Accelerating The Job Hunt for The Perfect Job in Tech - Sarah Mestiri
Feb 2, 2024
auto_awesome
Sarah Mestiri, a data scientist and career coach, discusses supporting women in the data field, narrowing down focus when job hunting in tech, building relationships through informational interviews, researching companies and job requirements, applying for data engineering roles while taking a course, the value of sharing and engaging in the learning process, and discovering skills and learning resources.
Focus on skills and qualifications, not age, when transitioning to data science.
Research target companies, connect with new contacts, and showcase skills to land a part-time role.
Deep dives
Transitioning into Data Science After a Career Break
If you're considering a career transition to data science after a break, it's important to focus on your skills and qualifications rather than your age. Highlight your practical projects and skills in your resume and LinkedIn profile to show your ability to deliver value to potential employers. Start sharing your learnings and experiences in the field, such as through blog posts or social media, to showcase your expertise and engage with others in the industry. Networking is key in finding job opportunities, so build connections with the right people in the data engineering field and reach out to both new contacts and existing connections who may be able to provide insights or referrals. Remember, applying for full-time positions first and then discussing part-time options later can be a more successful approach.
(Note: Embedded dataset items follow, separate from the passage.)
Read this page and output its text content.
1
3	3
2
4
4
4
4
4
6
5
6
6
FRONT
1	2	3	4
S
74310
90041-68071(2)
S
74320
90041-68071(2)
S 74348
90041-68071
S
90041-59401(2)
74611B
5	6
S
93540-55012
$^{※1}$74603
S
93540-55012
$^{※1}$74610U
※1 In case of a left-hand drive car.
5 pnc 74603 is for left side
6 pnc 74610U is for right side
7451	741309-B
Finally, stay focused on your career goals and keep learning and growing in the field of data engineering.
Research and Prepare for Your Job Search
Before starting your job search, research and select your target companies based on your interests and values. Understand what they do, the problems they solve, and the skills they require for data engineering roles. Reflect on your own skills and experiences, and determine where you may be over or under invested in your current network. Connect with both new contacts and existing connections, and engage in informational interviews to gain insights into potential career paths. Share your learnings and projects publicly to establish your expertise and start building your personal brand. Develop a networking strategy, focusing on high-potential companies, and prepare yourself for job applications and interviews by showcasing your practical knowledge and skills.
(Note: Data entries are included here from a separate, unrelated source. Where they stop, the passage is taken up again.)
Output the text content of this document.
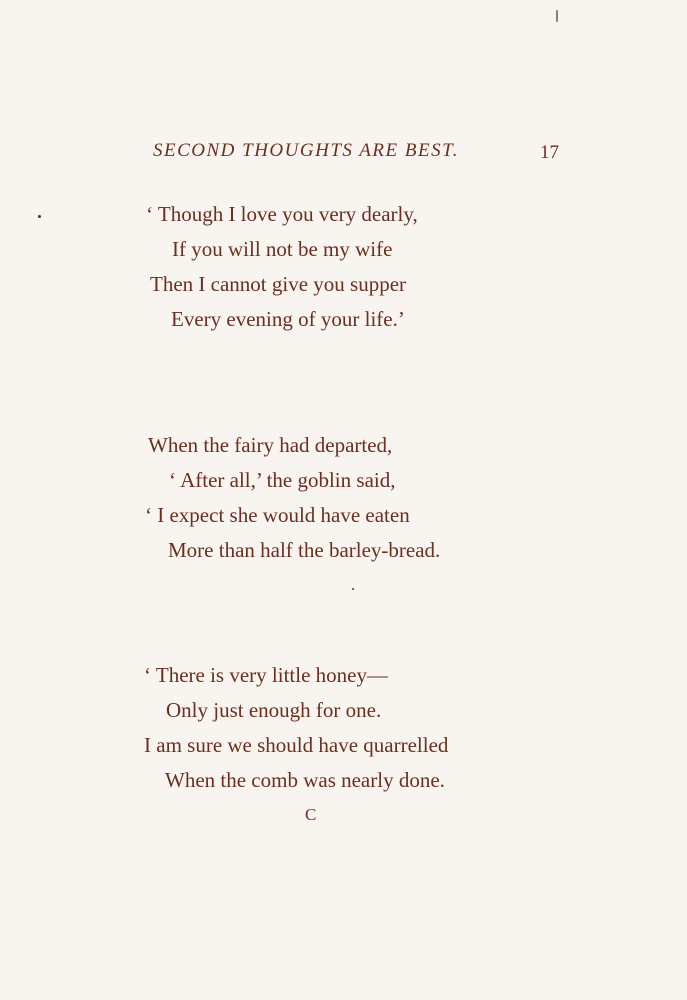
SECOND THOUGHTS ARE BEST.	17
‘ Though I love you very dearly,
If you will not be my wife
Then I cannot give you supper
Every evening of your life.’
When the fairy had departed,
‘ After all,’ the goblin said,
‘ I expect she would have eaten
More than half the barley-bread.
‘ There is very little honey—
Only just enough for one.
I am sure we should have quarrelled
When the comb was nearly done.
C
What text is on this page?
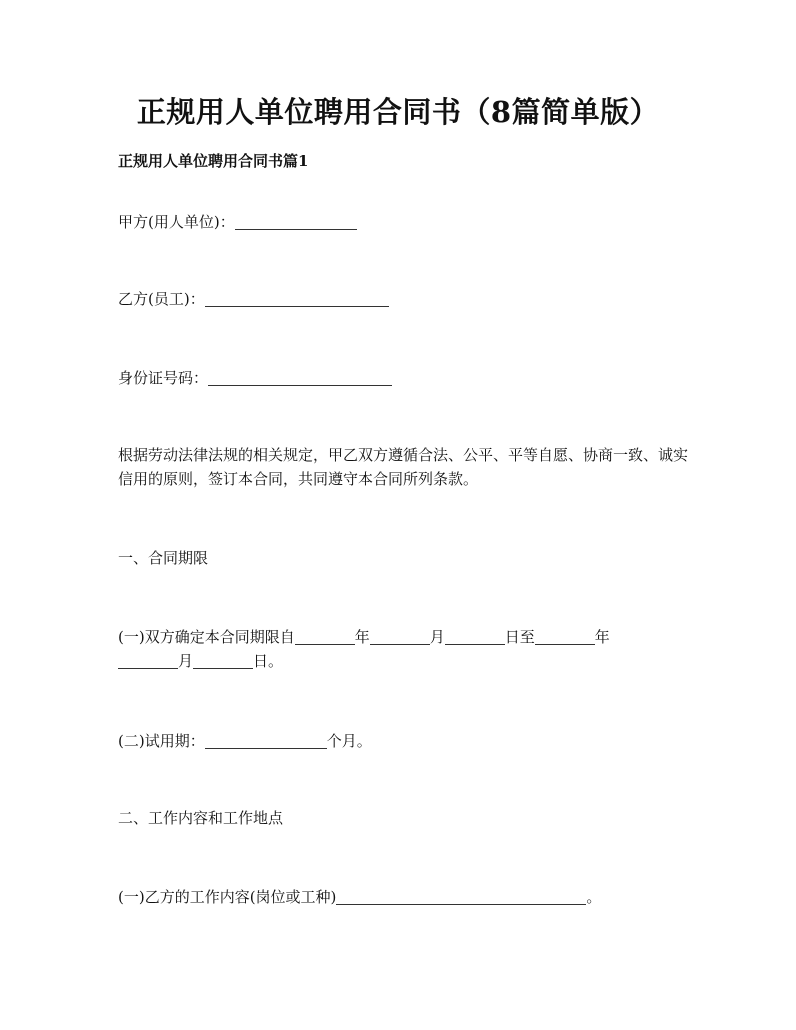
正规用人单位聘用合同书（8篇简单版）
正规用人单位聘用合同书篇1
甲方(用人单位)：
乙方(员工)：
身份证号码：
根据劳动法律法规的相关规定，甲乙双方遵循合法、公平、平等自愿、协商一致、诚实信用的原则，签订本合同，共同遵守本合同所列条款。
一、合同期限
(一)双方确定本合同期限自	年	月	日至	年
月	日。
(二)试用期：	个月。
二、工作内容和工作地点
(一)乙方的工作内容(岗位或工种)	。
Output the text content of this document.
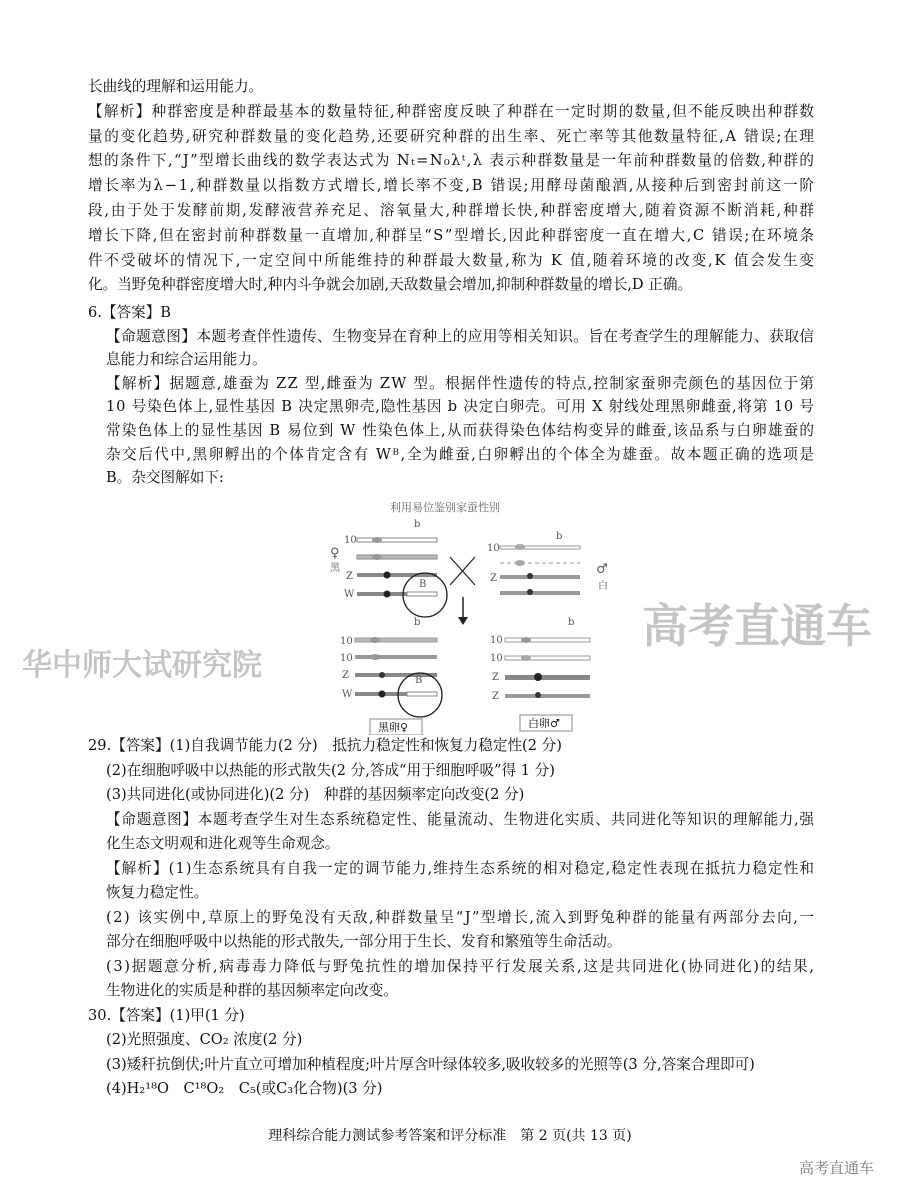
长曲线的理解和运用能力。
【解析】种群密度是种群最基本的数量特征,种群密度反映了种群在一定时期的数量,但不能反映出种群数
量的变化趋势,研究种群数量的变化趋势,还要研究种群的出生率、死亡率等其他数量特征,A 错误;在理
想的条件下,“J”型增长曲线的数学表达式为 Nₜ=N₀λᵗ,λ 表示种群数量是一年前种群数量的倍数,种群的
增长率为λ−1,种群数量以指数方式增长,增长率不变,B 错误;用酵母菌酿酒,从接种后到密封前这一阶
段,由于处于发酵前期,发酵液营养充足、溶氧量大,种群增长快,种群密度增大,随着资源不断消耗,种群
增长下降,但在密封前种群数量一直增加,种群呈“S”型增长,因此种群密度一直在增大,C 错误;在环境条
件不受破坏的情况下,一定空间中所能维持的种群最大数量,称为 K 值,随着环境的改变,K 值会发生变
化。当野兔种群密度增大时,种内斗争就会加剧,天敌数量会增加,抑制种群数量的增长,D 正确。
6.【答案】B
【命题意图】本题考查伴性遗传、生物变异在育种上的应用等相关知识。旨在考查学生的理解能力、获取信
息能力和综合运用能力。
【解析】据题意,雄蚕为 ZZ 型,雌蚕为 ZW 型。根据伴性遗传的特点,控制家蚕卵壳颜色的基因位于第
10 号染色体上,显性基因 B 决定黑卵壳,隐性基因 b 决定白卵壳。可用 X 射线处理黑卵雌蚕,将第 10 号
常染色体上的显性基因 B 易位到 W 性染色体上,从而获得染色体结构变异的雌蚕,该品系与白卵雄蚕的
杂交后代中,黑卵孵出的个体肯定含有 Wᴮ,全为雌蚕,白卵孵出的个体全为雄蚕。故本题正确的选项是
B。杂交图解如下:
高考直通车
华中师大试研究院
利用易位鉴别家蚕性别
b
10
Z
W
B
♀
黑
b
10
Z
♂
白
b
10
10
Z
W
B
黑卵♀
b
10
10
Z
Z
白卵♂
29.【答案】(1)自我调节能力(2 分)　抵抗力稳定性和恢复力稳定性(2 分)
(2)在细胞呼吸中以热能的形式散失(2 分,答成“用于细胞呼吸”得 1 分)
(3)共同进化(或协同进化)(2 分)　种群的基因频率定向改变(2 分)
【命题意图】本题考查学生对生态系统稳定性、能量流动、生物进化实质、共同进化等知识的理解能力,强
化生态文明观和进化观等生命观念。
【解析】(1)生态系统具有自我一定的调节能力,维持生态系统的相对稳定,稳定性表现在抵抗力稳定性和
恢复力稳定性。
(2) 该实例中,草原上的野兔没有天敌,种群数量呈“J”型增长,流入到野兔种群的能量有两部分去向,一
部分在细胞呼吸中以热能的形式散失,一部分用于生长、发育和繁殖等生命活动。
(3)据题意分析,病毒毒力降低与野兔抗性的增加保持平行发展关系,这是共同进化(协同进化)的结果,
生物进化的实质是种群的基因频率定向改变。
30.【答案】(1)甲(1 分)
(2)光照强度、CO₂ 浓度(2 分)
(3)矮秆抗倒伏;叶片直立可增加种植程度;叶片厚含叶绿体较多,吸收较多的光照等(3 分,答案合理即可)
(4)H₂¹⁸O　C¹⁸O₂　C₅(或C₃化合物)(3 分)
理科综合能力测试参考答案和评分标准　第 2 页(共 13 页)
高考直通车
Overcoming Age Bias and Pursuing Data Engineering
Age should not be a barrier when transitioning into data engineering or any other field. Avoid mentioning your age on your resume or LinkedIn profile, and focus instead on demonstrating your skills, experience, and ability to deliver results. Showcase your data engineering projects and skills, regardless of your previous work experience. Highlight transferable skills that can be an asset in the data engineering field. Age can even be an advantage if you have previous experience and a solid track record. Network with professionals in the field, share your learnings, and engage with others to increase your chances of success in the job market. Remember, it's about demonstrating value and expertise, not your age or background.
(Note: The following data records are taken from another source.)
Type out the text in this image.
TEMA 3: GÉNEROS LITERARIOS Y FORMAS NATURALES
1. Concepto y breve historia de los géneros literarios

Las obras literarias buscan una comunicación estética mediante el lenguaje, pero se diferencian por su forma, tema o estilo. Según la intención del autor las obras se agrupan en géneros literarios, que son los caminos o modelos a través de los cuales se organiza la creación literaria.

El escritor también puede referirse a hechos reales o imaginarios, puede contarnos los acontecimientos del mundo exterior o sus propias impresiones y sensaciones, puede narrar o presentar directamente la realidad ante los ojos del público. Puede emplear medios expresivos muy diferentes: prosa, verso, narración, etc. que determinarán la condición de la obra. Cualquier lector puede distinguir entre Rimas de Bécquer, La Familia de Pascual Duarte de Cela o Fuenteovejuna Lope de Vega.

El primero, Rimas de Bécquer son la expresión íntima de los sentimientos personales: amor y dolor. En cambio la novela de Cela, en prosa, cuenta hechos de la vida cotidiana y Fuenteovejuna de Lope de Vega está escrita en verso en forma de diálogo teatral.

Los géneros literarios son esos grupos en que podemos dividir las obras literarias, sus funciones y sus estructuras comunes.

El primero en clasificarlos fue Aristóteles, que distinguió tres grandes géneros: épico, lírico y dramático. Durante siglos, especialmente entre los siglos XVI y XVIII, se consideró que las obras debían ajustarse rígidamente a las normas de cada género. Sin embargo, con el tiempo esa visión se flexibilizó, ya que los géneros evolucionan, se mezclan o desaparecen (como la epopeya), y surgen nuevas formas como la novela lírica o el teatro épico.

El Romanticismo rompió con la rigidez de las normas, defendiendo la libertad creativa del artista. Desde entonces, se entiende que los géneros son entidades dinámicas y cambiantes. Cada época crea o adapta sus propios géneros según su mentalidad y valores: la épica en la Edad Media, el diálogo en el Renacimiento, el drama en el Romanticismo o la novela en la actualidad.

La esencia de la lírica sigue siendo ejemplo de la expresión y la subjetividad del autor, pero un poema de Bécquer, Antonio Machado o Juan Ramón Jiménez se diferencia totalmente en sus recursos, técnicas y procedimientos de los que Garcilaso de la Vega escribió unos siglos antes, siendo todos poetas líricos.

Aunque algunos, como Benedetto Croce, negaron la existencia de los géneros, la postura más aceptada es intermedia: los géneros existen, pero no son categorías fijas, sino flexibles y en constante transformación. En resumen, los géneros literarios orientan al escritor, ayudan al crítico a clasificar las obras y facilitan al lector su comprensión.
Balancing Part-Time Work and Pursuing Data Engineering
When seeking part-time roles in data engineering, consider applying for full-time positions initially and discussing the option for part-time work later. This approach allows you to establish yourself in the company and showcase your skills and value before negotiating reduced hours. Choose companies that are flexible and open to remote work options, as this can make the transition to part-time easier. Focus on demonstrating your capabilities and value during interviews and job applications, rather than solely emphasizing your availability or desire for part-time work. Remember that sharing your experience, networking effectively, and continuously learning will help you in finding part-time job opportunities that align with your career goals.